Journalistic Questioning: Asking What, How, and Why
A straightforward way to step into a user’s shoe is by gathering the underlying factors and motives that drive user behaviors as well as their personal experience with certain scenarios. Through a conversational interview, the designer can gauge user feedback by recording the user’s actual opinion, not the designer’s interpretation, about a product or situation. For example, to empathize with patients who are often confused by doctors’ notes or medical reports, a document designer can ask the patients what causes them frustration or confusion, how they peruse medical documents, and why they have particular preferences. These authentic feedbacks are more valuable than guesses made by designers who may have not been through the emotional experiences of an actual patient.
Thanks to the growing affordability of video and photographing technologies— via smartphones and hands-free devices—photo and video-based user studies have become popular empathizing methods in design thinking. Similar to diary studies, photovoice is a user-engaged method that gives designers a glimpse of their users’ everyday lives. Participating users document the ways they interact with given scenarios using photographed images or video recording, hence photovoice. Designers can draw from these artifacts when interviewing their users and observe any emergent user behaviors in the documentary. This visual research method is different from other traditional user research approaches as it exposes the mundane yet insightful aspects of user experience that often get overlooked by designers.
Much of empathizing with users is about getting a fiiller picture about their human experience. Empathy mapping is a fundamental tool for capturing the affective characteristics of a user that may be used to create personas and user requirements later in the design process. The key in this practice is to consider the user as a whole person, not just an agent or character in a storyline. The traditional empathy map consists of four quadrants, each to capture respectively what a user says, thinks, does, and feels.
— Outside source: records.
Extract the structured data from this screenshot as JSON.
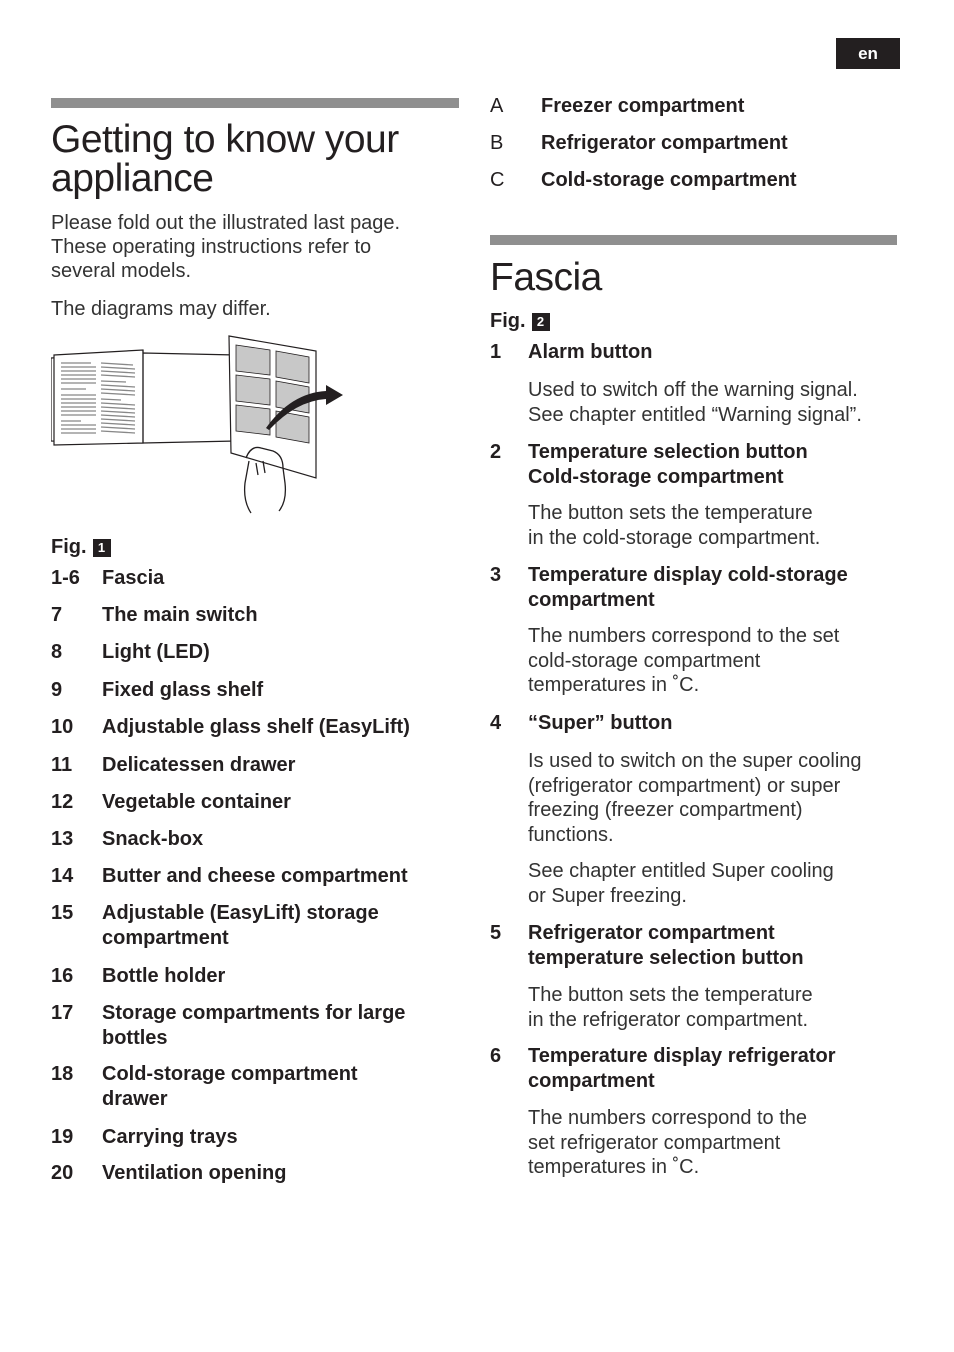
{
  "header": {
    "language_tab": "en"
  },
  "left": {
    "title_line1": "Getting to know your",
    "title_line2": "appliance",
    "intro": [
      "Please  fold out the illustrated last page.",
      "These operating instructions refer to",
      "several  models."
    ],
    "note": "The diagrams may differ.",
    "illustration_alt": "fold-out-page-illustration",
    "figure": {
      "label": "Fig.",
      "number": "1"
    },
    "items": [
      {
        "num": "1-6",
        "lines": [
          "Fascia"
        ]
      },
      {
        "num": "7",
        "lines": [
          "The main switch"
        ]
      },
      {
        "num": "8",
        "lines": [
          "Light (LED)"
        ]
      },
      {
        "num": "9",
        "lines": [
          "Fixed glass shelf"
        ]
      },
      {
        "num": "10",
        "lines": [
          "Adjustable glass shelf (EasyLift)"
        ]
      },
      {
        "num": "11",
        "lines": [
          "Delicatessen drawer"
        ]
      },
      {
        "num": "12",
        "lines": [
          "Vegetable container"
        ]
      },
      {
        "num": "13",
        "lines": [
          "Snack-box"
        ]
      },
      {
        "num": "14",
        "lines": [
          "Butter and cheese compartment"
        ]
      },
      {
        "num": "15",
        "lines": [
          "Adjustable (EasyLift) storage",
          "compartment"
        ]
      },
      {
        "num": "16",
        "lines": [
          "Bottle holder"
        ]
      },
      {
        "num": "17",
        "lines": [
          "Storage compartments for large",
          "bottles"
        ]
      },
      {
        "num": "18",
        "lines": [
          "Cold-storage compartment",
          "drawer"
        ]
      },
      {
        "num": "19",
        "lines": [
          "Carrying trays"
        ]
      },
      {
        "num": "20",
        "lines": [
          "Ventilation opening"
        ]
      }
    ]
  },
  "right": {
    "compartments": [
      {
        "letter": "A",
        "label": "Freezer compartment"
      },
      {
        "letter": "B",
        "label": "Refrigerator compartment"
      },
      {
        "letter": "C",
        "label": "Cold-storage compartment"
      }
    ],
    "title": "Fascia",
    "figure": {
      "label": "Fig.",
      "number": "2"
    },
    "items": [
      {
        "num": "1",
        "lines": [
          "Alarm button"
        ],
        "desc": [
          [
            "Used  to switch off the warning signal.",
            "See chapter entitled “Warning signal”."
          ]
        ]
      },
      {
        "num": "2",
        "lines": [
          "Temperature selection button",
          "Cold-storage compartment"
        ],
        "desc": [
          [
            "The button sets the temperature",
            "in the cold-storage   compartment."
          ]
        ]
      },
      {
        "num": "3",
        "lines": [
          "Temperature display cold-storage",
          "compartment"
        ],
        "desc": [
          [
            "The numbers correspond to the set",
            "cold-storage  compartment",
            "temperatures in ˚C."
          ]
        ]
      },
      {
        "num": "4",
        "lines": [
          "“Super” button"
        ],
        "desc": [
          [
            "Is used to switch on the super cooling",
            "(refrigerator  compartment) or super",
            "freezing  (freezer  compartment)",
            "functions."
          ],
          [
            "See chapter entitled Super cooling",
            "or Super  freezing."
          ]
        ]
      },
      {
        "num": "5",
        "lines": [
          "Refrigerator compartment",
          "temperature selection button"
        ],
        "desc": [
          [
            "The button sets the temperature",
            "in the refrigerator   compartment."
          ]
        ]
      },
      {
        "num": "6",
        "lines": [
          "Temperature display refrigerator",
          "compartment"
        ],
        "desc": [
          [
            "The numbers correspond to the",
            "set refrigerator  compartment",
            "temperatures in ˚C."
          ]
        ]
      }
    ]
  }
}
For example, in the scenario where a user is using a grocery deliver)' service, the Says quadrant would be populated by what the user expresses out loud during an interview or usability testing session, like “I want to see my grocery options,” “I like the price comparison feature,” or “I don’t know how to pay with this.” The Thinks quadrant should contain intended as well as implicit expressions made by the user, such as “I believe every trip should be completed under an hour” or “I get annoyed when the deliverer picks up the wrong brand.” The Does quadrant documents the actions and behaviors of the user during their interaction with the product, e.g., the user goes to the cart page to see the total amount spent on their groceries, or the user couldn’t remove a selected item. Finally, the Feels quadrant encloses the user’s emotional
FIGURE 3.3 A simple empathy map for capturing human experience state throughout the session. The content in the quadrant can overlap with the Thinks quadrant but focuses more on specific pains and gains, like confusion, satisfaction, anger, confidence, disappointment, etc.
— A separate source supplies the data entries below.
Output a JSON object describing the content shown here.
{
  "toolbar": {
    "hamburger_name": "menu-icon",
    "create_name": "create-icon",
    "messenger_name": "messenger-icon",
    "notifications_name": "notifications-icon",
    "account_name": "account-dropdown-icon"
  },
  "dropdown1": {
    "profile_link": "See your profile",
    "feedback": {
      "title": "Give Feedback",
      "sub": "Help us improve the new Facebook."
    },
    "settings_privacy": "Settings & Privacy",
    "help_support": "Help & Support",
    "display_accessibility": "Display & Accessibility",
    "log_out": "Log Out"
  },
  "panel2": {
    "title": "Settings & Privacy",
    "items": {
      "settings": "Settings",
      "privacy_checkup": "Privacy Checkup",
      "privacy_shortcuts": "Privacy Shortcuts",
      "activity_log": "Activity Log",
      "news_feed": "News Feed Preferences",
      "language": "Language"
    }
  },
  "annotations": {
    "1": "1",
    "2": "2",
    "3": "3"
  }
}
Many designers confuse empathy mapping with journey mapping. While the former seeks to capture the user’s whole internal experience in a given scenario, the latter concentrates on the external flow during an interactive process, hence journey mapping. The main purpose of journey mapping is to visualize a user’s step-by-step travel through a scenario (like ordering an Uber ride), and capture the key stages of the process (e.g., setting up an account, entering payment information, entering a destination, choosing ride options, waiting for a ride, getting into a ride, interacting with the driver, arriving at the destination, rating the ride). Across these stages, designers would imagine potential high (happy) and low (dissatisfied) points so they can create interventions to help mitigate negative experiences and enhance positive ones.
A word-play on “brainstorming,” bodystorming is a physical activity where participants perform instructed actions using mock or actual products. This exercise aims to simulate scenarios as close to the reality experienced by users as possible. For instance, it’s been reported by Apple Inc employees that when Steve Jobs was in the design phase of the revolutionary iPhone, he had several employees carry a wood block in their pocket and pretend to use it to make calls or text messages. This way, Jobs was able to observe user behaviors in a more natural state (albeit still within the workplace) and identify problems the users might face with his design. This method requires careful planning to create a real-life environment for participants to interact with a product. The results from this kind of study can be rich and insightful as it involves their full, embodied experiences.
These empathy-building exercises are just the starting point. User advocacy through design thinking requires the cultivation of a mindset that always pays attention to the power dynamic between users and designed products. Throughout the design process, empathy should continually guide technical communicators in recognizing the contested sites of power and control, and how these tensions may result in frustrations between colleagues with different agendas and ultimately affect the users and their experience.